Aleluya, aleluya, aleluya.

Este es el Evangelio de los pobres,
la liberación de los prisioneros,
la vista de los ciegos,
la libertad de los oprimidos.

Aleluya, aleluya, aleluya.

Santiago 1,1-8

Santiago, siervo de Dios y del Señor Jesucristo, saluda a las doce tribus de la Dispersión. Considerad como un gran gozo, hermanos míos, el estar rodeados por toda clase de pruebas, sabiendo que la calidad probada de vuestra fe produce la paciencia en el sufrimiento; pero la paciencia ha de ir acompañada de obras perfectas para que seáis perfectos e íntegros sin que dejéis nada que desear.
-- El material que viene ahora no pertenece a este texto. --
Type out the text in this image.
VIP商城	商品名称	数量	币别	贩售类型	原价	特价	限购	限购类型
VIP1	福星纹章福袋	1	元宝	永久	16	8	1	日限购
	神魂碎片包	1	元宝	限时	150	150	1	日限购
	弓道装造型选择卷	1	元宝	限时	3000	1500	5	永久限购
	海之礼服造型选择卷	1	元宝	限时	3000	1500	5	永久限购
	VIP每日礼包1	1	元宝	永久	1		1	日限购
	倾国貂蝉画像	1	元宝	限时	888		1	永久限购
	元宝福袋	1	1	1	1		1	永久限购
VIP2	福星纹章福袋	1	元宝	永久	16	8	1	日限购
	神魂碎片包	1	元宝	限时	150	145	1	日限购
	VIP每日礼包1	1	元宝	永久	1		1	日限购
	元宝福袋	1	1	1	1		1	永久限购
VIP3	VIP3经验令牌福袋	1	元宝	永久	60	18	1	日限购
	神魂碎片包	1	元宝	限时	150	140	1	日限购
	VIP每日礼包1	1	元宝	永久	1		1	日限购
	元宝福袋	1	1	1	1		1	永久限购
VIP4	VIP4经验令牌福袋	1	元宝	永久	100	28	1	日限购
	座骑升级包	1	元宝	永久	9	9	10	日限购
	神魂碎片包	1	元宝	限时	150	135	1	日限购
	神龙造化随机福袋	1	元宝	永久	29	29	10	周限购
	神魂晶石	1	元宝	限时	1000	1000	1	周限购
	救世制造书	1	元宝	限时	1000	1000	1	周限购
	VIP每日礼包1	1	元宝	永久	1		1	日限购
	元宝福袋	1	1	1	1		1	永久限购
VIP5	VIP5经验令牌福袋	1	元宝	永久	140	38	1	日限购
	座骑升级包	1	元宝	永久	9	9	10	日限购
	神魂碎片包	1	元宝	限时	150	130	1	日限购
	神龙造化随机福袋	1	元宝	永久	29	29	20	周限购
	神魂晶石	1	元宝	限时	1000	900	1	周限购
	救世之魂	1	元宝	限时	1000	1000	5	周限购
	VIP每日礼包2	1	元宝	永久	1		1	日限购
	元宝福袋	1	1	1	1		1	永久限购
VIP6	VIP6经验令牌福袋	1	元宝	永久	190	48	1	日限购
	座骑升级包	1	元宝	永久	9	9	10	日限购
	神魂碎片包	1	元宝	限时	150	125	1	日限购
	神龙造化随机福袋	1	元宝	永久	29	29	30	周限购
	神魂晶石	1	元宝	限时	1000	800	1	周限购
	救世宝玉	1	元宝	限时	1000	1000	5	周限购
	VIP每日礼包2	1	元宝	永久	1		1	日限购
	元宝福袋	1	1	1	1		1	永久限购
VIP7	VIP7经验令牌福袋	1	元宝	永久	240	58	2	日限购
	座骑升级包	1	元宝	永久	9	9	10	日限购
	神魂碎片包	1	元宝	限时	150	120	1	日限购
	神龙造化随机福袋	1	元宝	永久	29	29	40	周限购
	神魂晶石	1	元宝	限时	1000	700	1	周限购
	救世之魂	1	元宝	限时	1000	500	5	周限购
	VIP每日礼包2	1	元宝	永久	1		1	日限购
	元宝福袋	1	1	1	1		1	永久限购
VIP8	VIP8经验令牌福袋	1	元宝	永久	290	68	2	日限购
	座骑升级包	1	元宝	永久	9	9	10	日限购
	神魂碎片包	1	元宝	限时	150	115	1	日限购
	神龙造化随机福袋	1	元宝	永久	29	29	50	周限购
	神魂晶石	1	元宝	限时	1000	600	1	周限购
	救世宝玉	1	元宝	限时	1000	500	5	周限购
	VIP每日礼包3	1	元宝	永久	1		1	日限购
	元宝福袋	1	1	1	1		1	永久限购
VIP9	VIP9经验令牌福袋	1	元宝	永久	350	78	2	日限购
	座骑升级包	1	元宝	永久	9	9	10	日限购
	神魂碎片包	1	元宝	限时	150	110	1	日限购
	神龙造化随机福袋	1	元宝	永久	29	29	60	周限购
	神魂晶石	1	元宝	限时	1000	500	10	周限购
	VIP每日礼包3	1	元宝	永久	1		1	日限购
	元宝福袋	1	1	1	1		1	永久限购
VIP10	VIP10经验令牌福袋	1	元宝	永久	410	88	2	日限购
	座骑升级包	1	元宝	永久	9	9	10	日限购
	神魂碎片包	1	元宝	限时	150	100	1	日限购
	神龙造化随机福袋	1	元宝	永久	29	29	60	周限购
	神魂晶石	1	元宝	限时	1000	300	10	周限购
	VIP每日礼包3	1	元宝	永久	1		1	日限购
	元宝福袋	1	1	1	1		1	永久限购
Si alguno de vosotros está a falta de sabiduría, que la pida a Dios, que da a todos generosamente y sin echarlo en cara, y se la dará. Pero que la pida con fe, sin vacilar; porque el que vacila es semejante al oleaje del mar, movido por el viento y llevado de una a otra parte. Que no piense recibir cosa alguna del Señor un hombre como éste, un hombre irresoluto e inconstante en todos sus caminos.

 

Aleluya, aleluya, aleluya.

El Hijo del hombre,
ha venido a servir,
quien quiera ser grande
se haga siervo de todos.

Aleluya, aleluya, aleluya.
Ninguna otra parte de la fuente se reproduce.